Even if they can afford to eat their traditional diet, certain environmental groups advise them not to do so. The levels of mercury in some marine mammals are thought to pose a health hazard, and the risks of radioactive contamination from the nearby nuclear accident in 1968 when a US Air Force B-52 crash-landed with four hydrogen bombs on board are still unknown.

Speaking Inuktun

Some words and phrases that Stephen Leonard has found useful during his first month with the Inughuit:

qilalugaq qirniqtaq: narwhal (a small arctic whale)

puihi: seal

hila: weather, consciousness, mind

hikuqihuq: the sea is frozen over

qamutik: sledge

anurhaataitsiaqtuq: there is not much wind

taarileqihuq: it is getting dark

kapirlaktuq: the dark season begins

mannighariaqturnialuktuq: goes out to gather eggs

kinnguhaaqtuq: practice capsizing in a kayak

uqautsit: words, language

kaavikuluuq: Greenlandic polka

hagdunngitsorruanga: I am not joking

pinaloqatauhinnarialinga?: May I come hunting with you?

oqauhilerituunga: I am a linguist

takujaartorruagut: see you later

(Inuktun is not a written language and therefore the spelling of words varies.)

The one-price policy that used to operate across Greenland, effectively subsidizing the more remote settlements, has also been abolished, and the result is that the cost of living has rocketed.

Local people believe the government, which has self-rule within Denmark’s small commonwealth, has a hidden agenda to force out the people living in the most remote communities, creating three or four urban centers in Greenland and thus reducing the burdensome cost of servicing such isolated settlements.

My journey to Greenland took me through pretty, picture-postcard Ilulissat in the south. Here, small amphitheaters of ice seemed to go nowhere, just sitting and collecting dirt, before sinking into oblivion. As we skirted the ice sheet, heading northwards, it seemed gray and thinning. Lakes appeared all over the ice, a tragic testament of the all too rapidly changing natural environment.

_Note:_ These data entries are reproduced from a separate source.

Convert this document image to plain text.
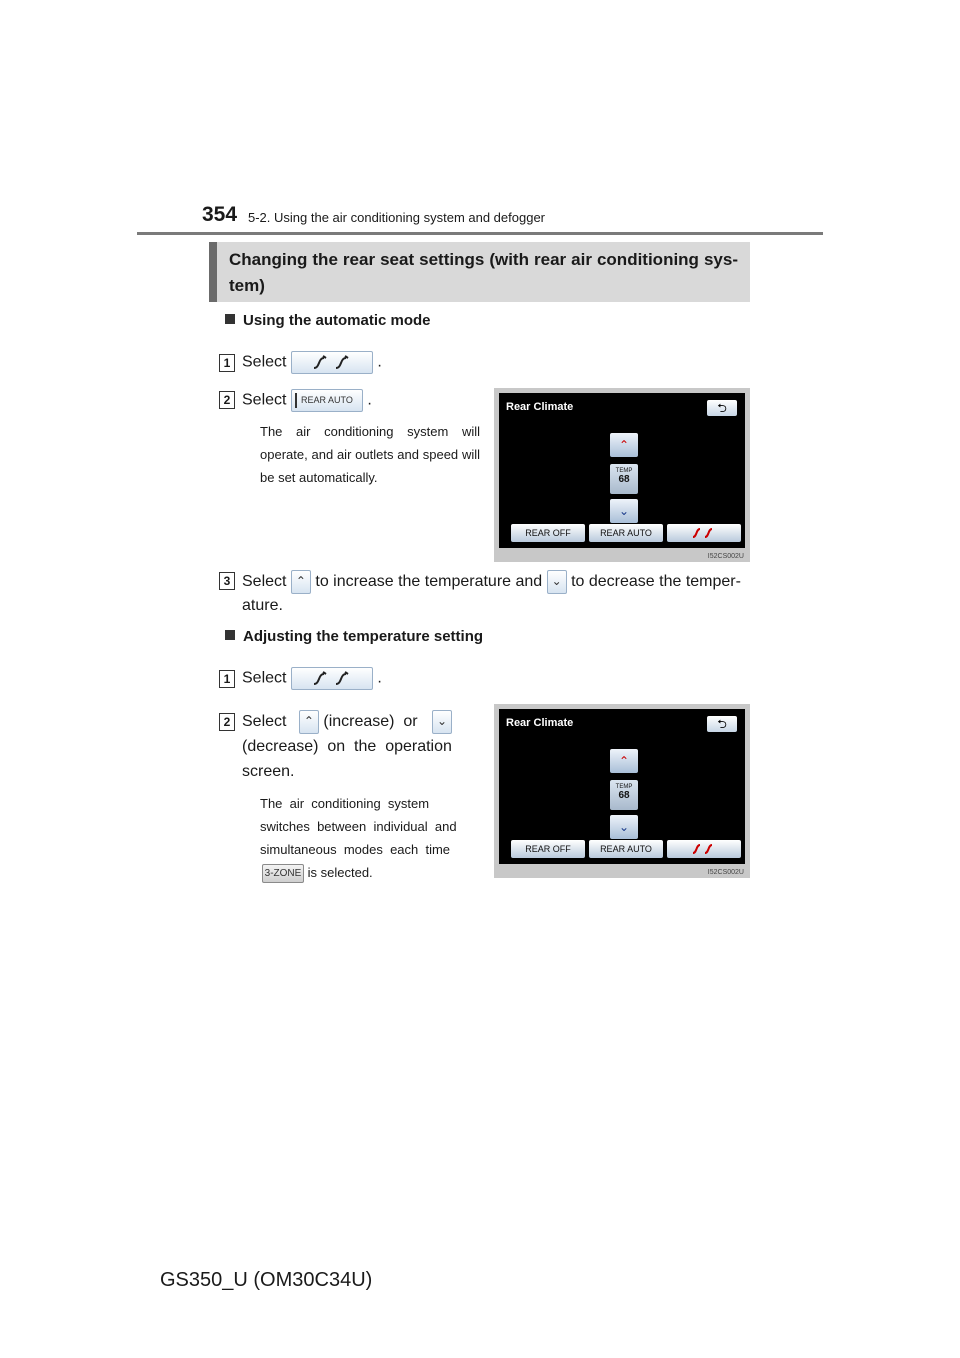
354 5-2. Using the air conditioning system and defogger
Changing the rear seat settings (with rear air conditioning sys-tem)
Using the automatic mode
1 Select	.
2 Select REAR AUTO .
The air conditioning system will operate, and air outlets and speed will be set automatically.
Rear Climate	⮌
⌃
TEMP
68
⌄
REAR OFF	REAR AUTO
I52CS002U
3 Select ⌃ to increase the temperature and ⌄ to decrease the temper-
ature.
Adjusting the temperature setting
1 Select	.
2 Select ⌃ (increase)  or ⌄
(decrease)  on  the  operation
screen.
The  air  conditioning  system
switches  between  individual  and
simultaneous  modes  each  time
3-ZONE is selected.
Rear Climate	⮌
⌃
TEMP
68
⌄
REAR OFF	REAR AUTO
I52CS002U
GS350_U (OM30C34U)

It is a picture of transition, and a disturbing one at that: It speaks dislocation and a sense of foreboding.

The Inughuit, however, are already a people in exile. Qaanaaq, by far the largest Inughuit settlement, was established in 1953, when the Inughuit people were given three days to leave their ancient homeland in Uummannaq, 150km to the south, to make way for the controversial US air base at Thule. But now these displaced people face a new and unprecedented threat to their culture: global warming.

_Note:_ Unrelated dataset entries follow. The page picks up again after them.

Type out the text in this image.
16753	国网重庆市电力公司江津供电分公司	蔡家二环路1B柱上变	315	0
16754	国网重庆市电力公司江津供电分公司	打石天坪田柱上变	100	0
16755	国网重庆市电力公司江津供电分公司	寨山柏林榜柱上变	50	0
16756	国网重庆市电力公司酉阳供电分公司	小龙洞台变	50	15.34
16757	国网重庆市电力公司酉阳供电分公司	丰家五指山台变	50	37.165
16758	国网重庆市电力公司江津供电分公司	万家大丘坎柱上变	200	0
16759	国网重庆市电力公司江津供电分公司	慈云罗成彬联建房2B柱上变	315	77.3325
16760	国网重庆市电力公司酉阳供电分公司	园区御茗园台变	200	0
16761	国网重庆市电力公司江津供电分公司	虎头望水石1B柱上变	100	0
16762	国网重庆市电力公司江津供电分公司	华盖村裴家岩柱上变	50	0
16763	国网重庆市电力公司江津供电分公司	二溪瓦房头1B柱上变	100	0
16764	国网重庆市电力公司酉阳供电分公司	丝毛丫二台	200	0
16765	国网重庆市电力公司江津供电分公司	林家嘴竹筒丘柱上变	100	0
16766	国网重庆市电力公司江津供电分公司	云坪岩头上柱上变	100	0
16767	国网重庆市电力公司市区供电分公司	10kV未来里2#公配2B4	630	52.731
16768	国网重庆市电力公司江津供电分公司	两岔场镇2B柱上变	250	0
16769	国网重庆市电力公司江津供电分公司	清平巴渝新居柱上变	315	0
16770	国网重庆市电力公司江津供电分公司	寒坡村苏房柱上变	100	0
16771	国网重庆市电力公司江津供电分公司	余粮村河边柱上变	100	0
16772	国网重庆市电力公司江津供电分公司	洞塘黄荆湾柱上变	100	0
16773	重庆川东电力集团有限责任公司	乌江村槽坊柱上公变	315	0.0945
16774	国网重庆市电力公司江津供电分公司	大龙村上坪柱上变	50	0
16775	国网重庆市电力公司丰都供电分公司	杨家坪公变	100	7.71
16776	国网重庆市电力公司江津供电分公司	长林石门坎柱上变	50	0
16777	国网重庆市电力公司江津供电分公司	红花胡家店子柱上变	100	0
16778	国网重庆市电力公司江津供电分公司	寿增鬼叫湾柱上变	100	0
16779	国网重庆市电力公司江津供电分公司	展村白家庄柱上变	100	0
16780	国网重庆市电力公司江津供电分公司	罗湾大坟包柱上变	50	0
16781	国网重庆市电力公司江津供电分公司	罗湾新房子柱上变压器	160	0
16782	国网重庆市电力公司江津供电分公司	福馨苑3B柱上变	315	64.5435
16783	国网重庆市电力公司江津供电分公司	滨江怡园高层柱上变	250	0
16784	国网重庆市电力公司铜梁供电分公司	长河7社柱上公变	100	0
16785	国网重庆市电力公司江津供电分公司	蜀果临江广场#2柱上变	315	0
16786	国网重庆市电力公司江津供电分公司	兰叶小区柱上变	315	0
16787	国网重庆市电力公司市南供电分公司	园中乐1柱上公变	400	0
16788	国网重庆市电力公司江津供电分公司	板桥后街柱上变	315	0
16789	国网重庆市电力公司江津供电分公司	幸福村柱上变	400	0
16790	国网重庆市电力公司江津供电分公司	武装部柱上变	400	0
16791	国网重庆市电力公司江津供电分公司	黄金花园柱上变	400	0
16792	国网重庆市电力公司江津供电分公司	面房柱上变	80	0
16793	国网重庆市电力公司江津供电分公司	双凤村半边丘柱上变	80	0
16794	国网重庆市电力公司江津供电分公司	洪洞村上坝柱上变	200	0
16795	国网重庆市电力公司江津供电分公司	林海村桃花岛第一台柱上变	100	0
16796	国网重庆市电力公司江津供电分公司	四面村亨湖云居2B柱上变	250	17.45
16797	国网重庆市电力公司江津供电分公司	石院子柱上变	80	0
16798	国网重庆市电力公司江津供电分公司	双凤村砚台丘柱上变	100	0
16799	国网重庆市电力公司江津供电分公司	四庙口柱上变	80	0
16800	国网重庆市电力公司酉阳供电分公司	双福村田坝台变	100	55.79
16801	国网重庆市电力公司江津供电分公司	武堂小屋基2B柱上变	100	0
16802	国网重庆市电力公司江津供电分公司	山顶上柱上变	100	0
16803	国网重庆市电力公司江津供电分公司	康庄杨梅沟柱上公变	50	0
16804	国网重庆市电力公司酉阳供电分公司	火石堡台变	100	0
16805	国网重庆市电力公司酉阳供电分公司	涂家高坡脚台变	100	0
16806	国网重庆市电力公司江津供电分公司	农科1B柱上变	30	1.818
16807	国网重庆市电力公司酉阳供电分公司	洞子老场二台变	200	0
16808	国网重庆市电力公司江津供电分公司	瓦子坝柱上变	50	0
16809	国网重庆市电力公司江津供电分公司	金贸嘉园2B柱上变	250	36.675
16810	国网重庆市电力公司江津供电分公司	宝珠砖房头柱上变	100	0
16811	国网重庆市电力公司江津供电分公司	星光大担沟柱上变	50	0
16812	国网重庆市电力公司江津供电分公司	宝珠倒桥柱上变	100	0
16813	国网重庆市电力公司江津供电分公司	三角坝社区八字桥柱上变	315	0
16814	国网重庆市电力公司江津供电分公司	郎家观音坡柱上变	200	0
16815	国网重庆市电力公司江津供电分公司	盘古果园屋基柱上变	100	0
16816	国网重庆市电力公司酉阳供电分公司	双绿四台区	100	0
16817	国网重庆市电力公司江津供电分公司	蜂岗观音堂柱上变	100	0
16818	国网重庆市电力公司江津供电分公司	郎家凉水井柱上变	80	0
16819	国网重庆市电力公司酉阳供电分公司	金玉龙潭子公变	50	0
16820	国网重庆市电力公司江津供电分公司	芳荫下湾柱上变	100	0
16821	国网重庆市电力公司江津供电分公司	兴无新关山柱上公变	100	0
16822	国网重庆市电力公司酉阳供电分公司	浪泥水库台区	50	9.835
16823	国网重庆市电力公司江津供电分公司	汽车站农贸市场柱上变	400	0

A local woman who has spent nearly all her life living in Qaanaaq stands in my green prefabricated wooden hut, on the vast polar bear and musk-oxen skins that cover the floor. Dried, pungent blubber sits on the racks outside. Looking out across Ingelfield Bay and the whale-shaped Herbert Island, toward the exploding icebergs that sit like vast lumps of polystyrene in the Murchison Sound, there is a sadness in her eyes.